Ele havia, mais uma vez, deixado as coisas passarem bem diante de seus olhos. Acabou excluindo Itália do gerenciamento da banda sem nem perceber. Ele notou quando levou uma bronca, no dia em que ela foi até sua casa – só porque ele queria vê-la. E quando viu aquele desenho. Era como se Itália estivesse gritando “fui eu quem começou isso, e não vou deixar de participar”. Nada mais justo.

Mas o show era hoje. E Matteo estava tão vidrado nisso que não se concentrou em nenhuma das aulas. E daí? Ele já havia feito as provas do primeiro trimestre mesmo, certo? Enfim, ele estava pensando se tudo estava certo para o show. Antes do primeiro sinal, Itália dissera que não ia para casa hoje, e sim direto para o Café. Mas o próprio Matteo só deveria chegar uma hora antes do show, e isso o deixava extremamente ansioso.

Os ensaios da semana passada ocorreram todos os dias, e não semanalmente. Eles organizaram um repertório com oito músicas e o que mais o público pedisse. Alice estava especialmente mais empolgada (irônico?), ficando mais tempo que os outros nos ensaios, tocando e cantando seus solos. Matteo via o esforço porque os ensaios eram na casa dele, e a voz dela não incomodava nem um pouco.

Quando o último sinal tocou, ele foi esperto o bastante para pedir as anotações de um garoto.

(...)

—Mãe, é sério, não vai ser nenhum evento grande. Você não precisa ir.

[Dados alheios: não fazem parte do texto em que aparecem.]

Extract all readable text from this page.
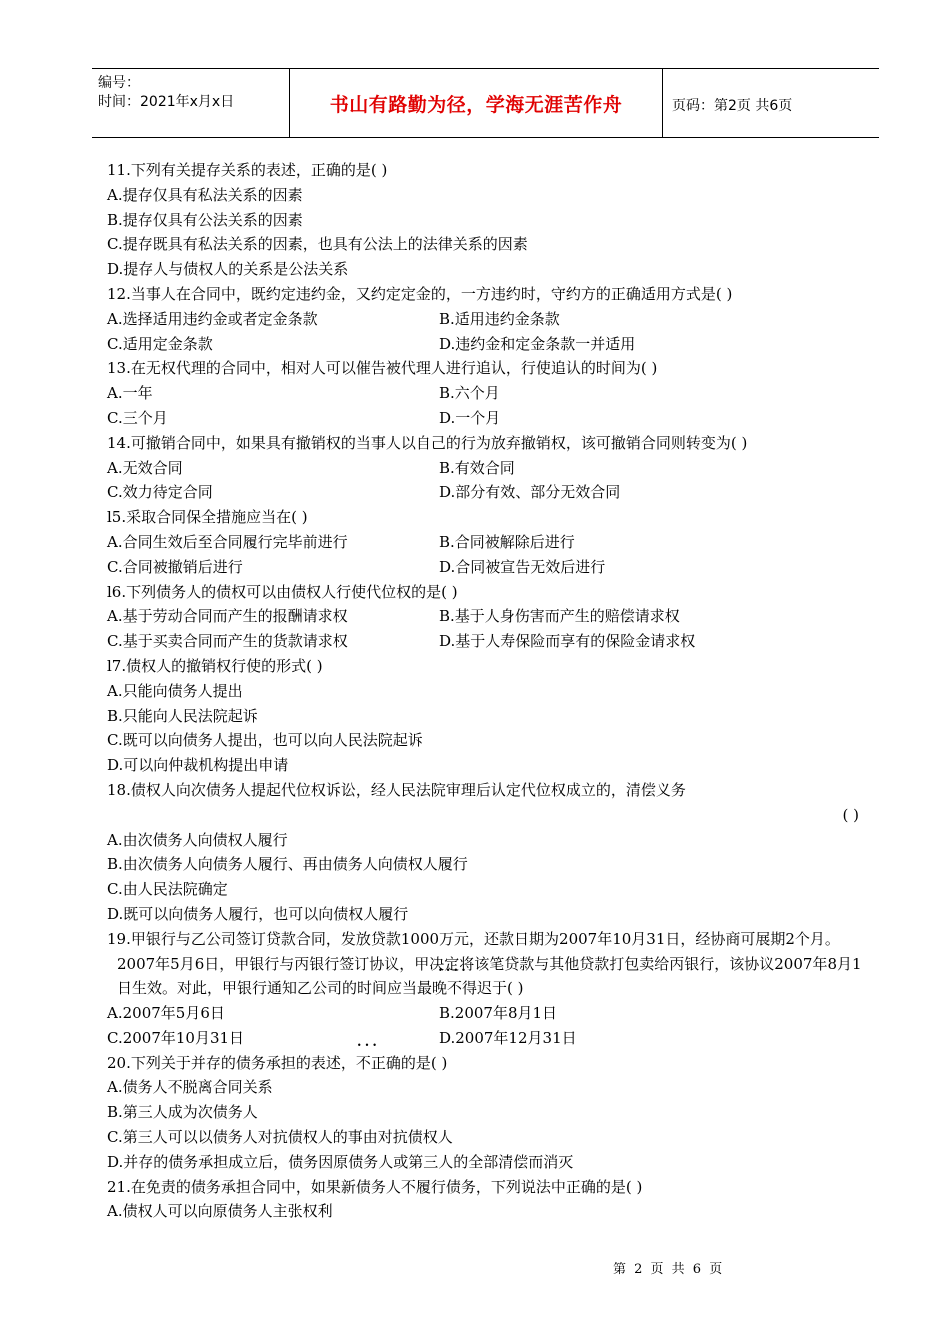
编号：
时间：2021年x月x日	书山有路勤为径，学海无涯苦作舟	页码：第2页 共6页
11.下列有关提存关系的表述，正确的是( )
A.提存仅具有私法关系的因素
B.提存仅具有公法关系的因素
C.提存既具有私法关系的因素，也具有公法上的法律关系的因素
D.提存人与债权人的关系是公法关系
12.当事人在合同中，既约定违约金，又约定定金的，一方违约时，守约方的正确适用方式是( )
A.选择适用违约金或者定金条款	B.适用违约金条款
C.适用定金条款	D.违约金和定金条款一并适用
13.在无权代理的合同中，相对人可以催告被代理人进行追认，行使追认的时间为( )
A.一年	B.六个月
C.三个月	D.一个月
14.可撤销合同中，如果具有撤销权的当事人以自己的行为放弃撤销权，该可撤销合同则转变为( )
A.无效合同	B.有效合同
C.效力待定合同	D.部分有效、部分无效合同
l5.采取合同保全措施应当在( )
A.合同生效后至合同履行完毕前进行	B.合同被解除后进行
C.合同被撤销后进行	D.合同被宣告无效后进行
l6.下列债务人的债权可以由债权人行使代位权的是( )
A.基于劳动合同而产生的报酬请求权	B.基于人身伤害而产生的赔偿请求权
C.基于买卖合同而产生的货款请求权	D.基于人寿保险而享有的保险金请求权
l7.债权人的撤销权行使的形式( )
A.只能向债务人提出
B.只能向人民法院起诉
C.既可以向债务人提出，也可以向人民法院起诉
D.可以向仲裁机构提出申请
18.债权人向次债务人提起代位权诉讼，经人民法院审理后认定代位权成立的，清偿义务
( )
A.由次债务人向债权人履行
B.由次债务人向债务人履行、再由债务人向债权人履行
C.由人民法院确定
D.既可以向债务人履行，也可以向债权人履行
19.甲银行与乙公司签订贷款合同，发放贷款1000万元，还款日期为2007年10月31日，经协商可展期2个月。2007年5月6日，甲银行与丙银行签订协议，甲决定将该笔贷款与其他贷款打包卖给丙银行，该协议2007年8月1日生效。对此，甲银行通知乙公司的时间应当最晚•••• 不得迟于( )
A.2007年5月6日	B.2007年8月1日
C.2007年10月31日	D.2007年12月31日
20.下列关于并存的债务承担的表述，••• 不正确的是( )
A.债务人不脱离合同关系
B.第三人成为次债务人
C.第三人可以以债务人对抗债权人的事由对抗债权人
D.并存的债务承担成立后，债务因原债务人或第三人的全部清偿而消灭
21.在免责的债务承担合同中，如果新债务人不履行债务，下列说法中正确的是( )
A.债权人可以向原债务人主张权利
第 2 页 共 6 页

Geovanna estava com três dias de folga. Sendo assim, nesses dias, ela e Matteo foram juntos levar e buscar Pedro na escola.

—Eu não preciso mesmo, mas eu vou. Acho que a Clara também! Ela me disse que tem um colega que trabalha nesse Café... Legal, não?

—Sim, muito legal...

—Eu posso ir, né? Não tenho que dormir cedo! Hoje é sexta!

—Claro que pode. – Matteo riu. – Mas vocês só vão depois de mim, né?

—Você está com vergonha da sua família? – A mãe zombou. – Agradeça pelo seu pai não estar aqui. Quando vai contar pra ele sobre esse negócio de banda?

Matteo suspirou.

—Logo. Quando... Quando der.

—Ele quis dizer, quando ele tiver coragem.

—Quietinho, pirralho.

(...)

Quando chegou em casa, não demorou muito para Thiago e Flávia chegarem. Matteo abriu a porta, eles entraram cantando “estou pronto, estou pronto”, como o Bob Esponja, e eles passaram boa parte da tarde falando besteiras e tentando impedir Flávia de contar quem era o Killer da primeira temporada de Scream.

Mas parece que Matteo não iria esperar tanto

Porque, assim que os três se acalmaram um pouco, Gabriel passou pela porta.

—O que ta fazendo aqui? – Foi a primeira coisa que Matteo disse.

—Oi filho, eu vou bem, e você? Vejo que derrubaram as paredes do meu escritório.

—Ficou muito melhor assim. – Ele cruzou os braços.

—Papai! – Pedro correu para abraçá-lo. Geovanna sorriu e o cumprimentou com um beijo na bochecha.

—Geo.

—Gabe.

—Bom, eu já estou indo. Só vim buscar algumas coisas que ficaram. – Declarou, se dirigindo à porta.

—Espera. – Matteo pediu, sabendo que iria se arrepender depois.

—Garotos, vamos deixar Matteo sozinho com o pai dele um pouco? – Geovanna disse para Flávia e Thiago, que estavam observando calados até então. Ambos assentiram e seguiram ela e Pedro até a cozinha. – A Clara fez um bolo maravilhoso ontem, que...

Matteo sentou-se, esperando que o pai fizesse o mesmo. Ficou o encarando por vários segundos, e ele continuou ali em pé, segurando sua caixa de tralhas.

—Então, o que foi? Quer saber se vai ganhar pensão? Você já tem quase dezoito anos, Matteo...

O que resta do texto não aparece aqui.